Fortunately, there are some inspiring results from several agents. Ado-trastuzumab emtansine was confirmed to be associated with an ORR of 44% and a median PFS of 5 months in the later-line setting. Similarly, DS-8201a achieved an ORR of 55%, a median PFS of 8.2 months, and a median OS of 17.8 months in 91 patients harboring HER2 mutations. In our previous phase II study, pyrotinib as a second- or later-line treatment showed an ORR of 30.0%, with a median PFS and OS of 6.9 and 14.4 months, respectively. In addition, poziotinib and mobocertinib also showed promising results in their phase II trials. Nevertheless, all the studies were single-arm clinical designs and lacked comparison with SoC. In the current study, we firstly compared the efficacy of pyrotinib with SoC, and found that pyrotinib was significantly associated with an improved ORR, prolonged PFS, and numerically prolonged OS. The efficacy was in line with the results from prospective clinical trials, suggesting a preferred recommendation of pyrotinib compared with SoC in this setting.
Since the simultaneous or sequential use of ICIs and osimertinib has resulted in significantly increased grade 3/4 side effects, we also assessed the efficacy and side effects of the sequential use of ICIs and pyrotinib. The result was consistent with the findings of the sequential use of ICIs and osimertinib and suggested that pyrotinib should precede the use of ICIs.
Several limitations must be acknowledged for this study. First, this study is retrospective in nature and includes patients from a single center. Second, a relatively small number of patients, especially only five patients who received the sequential use of ICIs and pyrotinib, were enrolled in the final analysis. Third, antibody-drug conjugates such as T-DM1 and DS-8201a are unavailable in China, thus the findings of this study cannot be generalized to the global population.
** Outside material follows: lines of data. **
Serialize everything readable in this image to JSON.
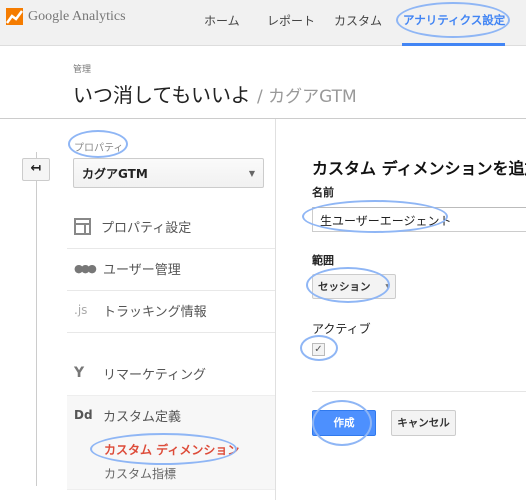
{
  "header": {
    "logo_text": "Google Analytics",
    "nav": [
      "ホーム",
      "レポート",
      "カスタム",
      "アナリティクス設定"
    ],
    "active_nav": "アナリティクス設定",
    "accent": "#4285f4"
  },
  "breadcrumb": "管理",
  "title": {
    "account": "いつ消してもいいよ",
    "property": "/ カグアGTM"
  },
  "sidebar": {
    "property_label": "プロパティ",
    "property_select": "カグアGTM",
    "items": [
      {
        "label": "プロパティ設定",
        "icon": "layout-icon"
      },
      {
        "label": "ユーザー管理",
        "icon": "users-icon"
      },
      {
        "label": "トラッキング情報",
        "icon": "js-icon"
      },
      {
        "label": "リマーケティング",
        "icon": "fork-icon"
      },
      {
        "label": "カスタム定義",
        "icon": "dd-icon"
      }
    ],
    "subitems": [
      {
        "label": "カスタム ディメンション",
        "active": true
      },
      {
        "label": "カスタム指標",
        "active": false
      }
    ],
    "active_color": "#dd4b39"
  },
  "form": {
    "heading": "カスタム ディメンションを追加",
    "name_label": "名前",
    "name_value": "生ユーザーエージェント",
    "scope_label": "範囲",
    "scope_value": "セッション",
    "active_label": "アクティブ",
    "active_checked": true,
    "create_label": "作成",
    "cancel_label": "キャンセル",
    "primary_color": "#4d90fe"
  }
}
In conclusion, pyrotinib showed superior ORR, PFS, and OS compared with SoC as a second- or third-line treatment in patients with HER2-mutant advanced NSCLC. Further phase III randomized trial is ongoing to validate the findings of this study.
This work was supported by grants from the National Natural Science Foundation of China (Nos. 81972167, 82172869 and 82002419), Shanghai Shenkang Hospital Development Center (No. SHDC12019133), Clinical Research Foundation of Shanghai Pulmonary Hospital (No. FKLY20008) and Shanghai Innovative Collaboration Project (No. 2020CXJQ02).